It’s a known fact that a record amount of money is flowing into the public markets in this time of economic recovery. People are piling into their favorite stocks as trading and investing is a lot more accessible now, and institutions are making large bets too. A grand number of companies have entered the market during the pandemic period, through the regular IPO process or partnering with a SPAC, which has become common now.

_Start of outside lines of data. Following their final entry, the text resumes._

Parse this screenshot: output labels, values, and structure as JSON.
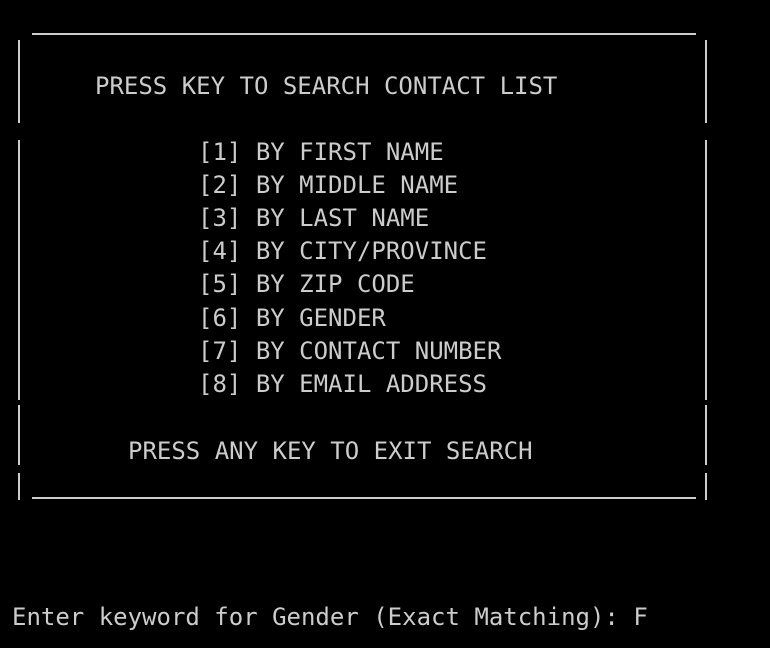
{
  "menu": {
    "title": "PRESS KEY TO SEARCH CONTACT LIST",
    "options": [
      {
        "key": "[1]",
        "label": "BY FIRST NAME"
      },
      {
        "key": "[2]",
        "label": "BY MIDDLE NAME"
      },
      {
        "key": "[3]",
        "label": "BY LAST NAME"
      },
      {
        "key": "[4]",
        "label": "BY CITY/PROVINCE"
      },
      {
        "key": "[5]",
        "label": "BY ZIP CODE"
      },
      {
        "key": "[6]",
        "label": "BY GENDER"
      },
      {
        "key": "[7]",
        "label": "BY CONTACT NUMBER"
      },
      {
        "key": "[8]",
        "label": "BY EMAIL ADDRESS"
      }
    ],
    "exit_hint": "PRESS ANY KEY TO EXIT SEARCH"
  },
  "prompt": {
    "text": "Enter keyword for Gender (Exact Matching): ",
    "input_value": "F"
  },
  "colors": {
    "background": "#000000",
    "foreground": "#cccccc"
  }
}
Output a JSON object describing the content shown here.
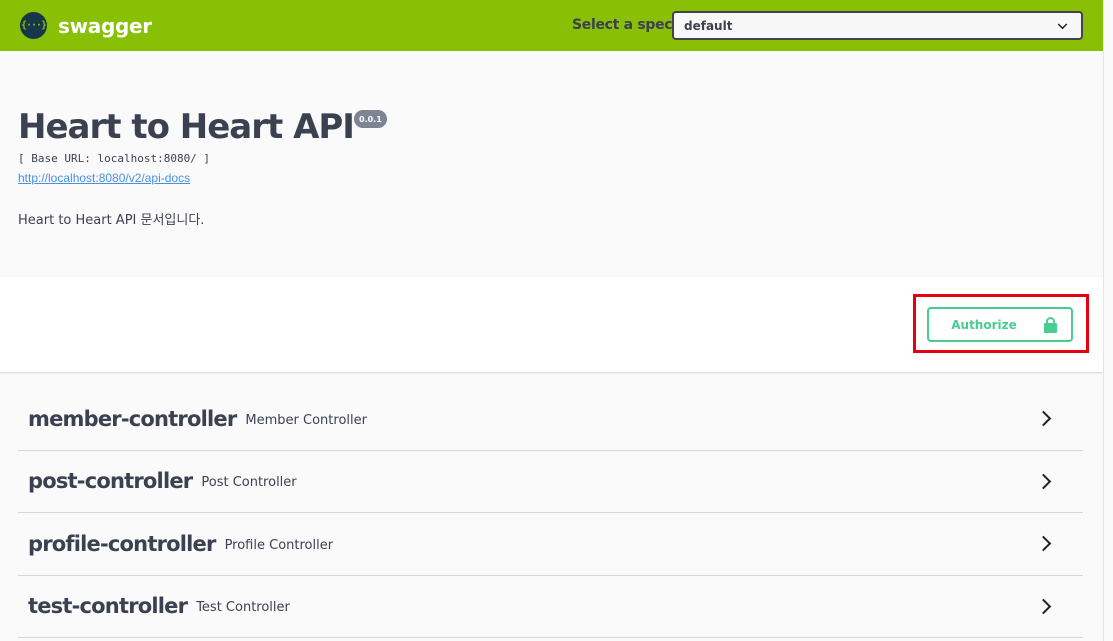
{
  "topbar": {
    "logo_glyph": "{···}",
    "logo_text": "swagger",
    "spec_label": "Select a spec",
    "spec_value": "default"
  },
  "info": {
    "title": "Heart to Heart API",
    "version": "0.0.1",
    "base_url": "[ Base URL: localhost:8080/ ]",
    "docs_link": "http://localhost:8080/v2/api-docs",
    "description": "Heart to Heart API 문서입니다."
  },
  "scheme": {
    "authorize_label": "Authorize"
  },
  "tags": [
    {
      "name": "member-controller",
      "description": "Member Controller"
    },
    {
      "name": "post-controller",
      "description": "Post Controller"
    },
    {
      "name": "profile-controller",
      "description": "Profile Controller"
    },
    {
      "name": "test-controller",
      "description": "Test Controller"
    }
  ],
  "colors": {
    "topbar": "#89bf04",
    "authorize": "#49cc90",
    "highlight": "#e60012",
    "text": "#3b4151",
    "link": "#4990e2"
  }
}
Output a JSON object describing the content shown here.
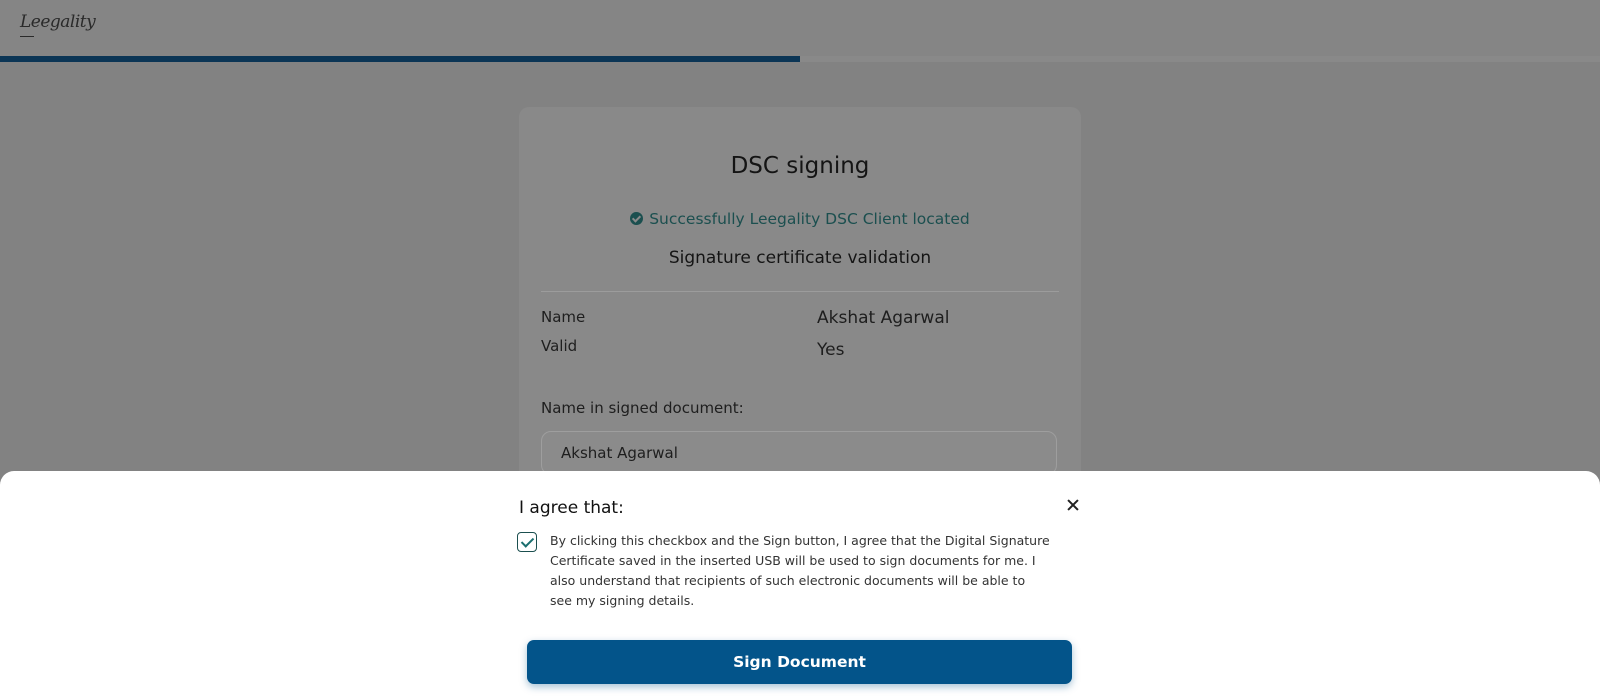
{
  "header": {
    "logo_text": "Leegality",
    "progress_fraction": 0.5
  },
  "card": {
    "title": "DSC signing",
    "status_message": "Successfully Leegality DSC Client located",
    "subtitle": "Signature certificate validation",
    "rows": [
      {
        "label": "Name",
        "value": "Akshat Agarwal"
      },
      {
        "label": "Valid",
        "value": "Yes"
      }
    ],
    "name_field_label": "Name in signed document:",
    "name_field_value": "Akshat Agarwal"
  },
  "consent": {
    "title": "I agree that:",
    "checkbox_checked": true,
    "text": "By clicking this checkbox and the Sign button, I agree that the Digital Signature Certificate saved in the inserted USB will be used to sign documents for me. I also understand that recipients of such electronic documents will be able to see my signing details.",
    "sign_button_label": "Sign Document"
  },
  "colors": {
    "progress": "#0b3555",
    "success": "#1b4f4f",
    "primary_button": "#03548a"
  },
  "icons": {
    "status": "check-circle-icon",
    "checkbox": "checkmark-icon",
    "close": "close-icon"
  }
}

What exactly goes on behind the scenes? Before becoming a public company, businesses are listed as private companies, which is obvious. In fact, the start-up market is hotter than ever now, with angel investors and institutional investors funnelling in hordes of money into these young companies with the hopes of a public appearance. Venture firms are committing more cash to this area of their portfolios in the form of dry powder, or money not being used but waiting to be used. This number has risen to 440 billion dollars for venture capital companies, and they aren’t worried about borrowing more money. The current economic environment of low interest rates and rising markets incentivizes this, although the Fed has plans to raise interest rates at 3 different times next year, which could slow this monster down. Venture firms are hunting for the next Uber or Airbnb, and they are willing to pay a steep price for it. The start-ups that are receiving love mostly work in the climate change business, which makes complete sense as it’s the next global problem to tackle, but you also have the electric vehicle start-ups who opt to raise money through venture capital and SPAC deals. Nonetheless, we’ll have to see which start-ups end up becoming the household names of the future, and we can look back to see which venture firms invested in them today. Do you believe this market is overheated?
I am not a financial advisor and my comments should never be taken as financial advice. Investments come with risk, so always do your research and analysis beforehand.